Sofya’ya varış sancılı oldu. Kapıkule’de treni yaklaşık 3 saat boyunca bekledik, sonrasında Plovdiv‘de indik. 2-3 saat de orada bekledik (aktarma yapacağımızı bilmiyorduk) Plovdiv’de garın çevresine yakın yerlerde ufak bir tur attık.
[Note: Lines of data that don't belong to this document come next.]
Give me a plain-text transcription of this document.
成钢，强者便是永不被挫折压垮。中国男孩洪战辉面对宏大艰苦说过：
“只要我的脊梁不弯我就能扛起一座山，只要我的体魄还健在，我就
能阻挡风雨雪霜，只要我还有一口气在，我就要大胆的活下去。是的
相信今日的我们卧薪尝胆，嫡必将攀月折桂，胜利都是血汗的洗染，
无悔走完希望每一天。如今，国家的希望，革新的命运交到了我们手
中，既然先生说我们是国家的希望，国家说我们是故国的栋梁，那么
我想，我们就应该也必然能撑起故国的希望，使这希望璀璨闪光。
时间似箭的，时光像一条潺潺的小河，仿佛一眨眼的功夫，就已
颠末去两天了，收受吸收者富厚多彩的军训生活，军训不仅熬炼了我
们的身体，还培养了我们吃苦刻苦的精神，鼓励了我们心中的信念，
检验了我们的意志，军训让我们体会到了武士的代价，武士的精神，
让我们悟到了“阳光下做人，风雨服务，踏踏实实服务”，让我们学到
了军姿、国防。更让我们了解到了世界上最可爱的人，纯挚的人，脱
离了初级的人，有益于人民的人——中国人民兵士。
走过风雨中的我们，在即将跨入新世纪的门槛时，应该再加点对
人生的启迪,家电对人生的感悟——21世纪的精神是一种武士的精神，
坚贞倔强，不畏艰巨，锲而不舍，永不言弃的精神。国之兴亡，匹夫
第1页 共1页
Dikkatimi çeken ilk şeyler oldukça eski binalar, yol yapım çalışmaları ve çoğunluğu kızıl saçlı yaşlı kadınlar oldu. Şehir bende hiç iyi izlenimler bırakmadı. Neyse ki trenimiz geldi ve toplamda 19 saat süren bir yolculuğun ardından Sofya’ya vardık.

Asıl gitmek istediğimiz yer Belgrad‘dı ama Sofya’dan Belgrad’a tren akşam 20.30’da kalktığı için akşama kadar olan süreyi değerlendirelim dedik ve Sofya’yı gezme kararı verdik.

Sofya’ya vardığımızda gardan daha çıkmadan yanımıza biri geldi ve yarım yamalak İngilizcesiyle neye ihtiyacımız olduğunu sordu. Ben de 19 saat süren yolculuğun afallamasıyla direk exchange office sordum, adam da “ok ok lets go” dedi ve takip etmeye başladık. Takip sırasında kafa dank etti ve içimden ‘kesin bahşiş isteyecek’ diye geçirdim; ama iş işten geçmişti. Exchange office’e geldik ve bozdurduğum 20 leva’dan 2’sini (1 Bulgar Levası: 1.60 TL) bize “çok yardımcı olan” görevliye bahşiş olarak verdim. Vermezsen gitmiyor peşinden. Zaten trende yediğim soğuk yüzünden sinirli ve hastaydım, her şey bir an önce çözülüp gitsin psikolojisindeydim.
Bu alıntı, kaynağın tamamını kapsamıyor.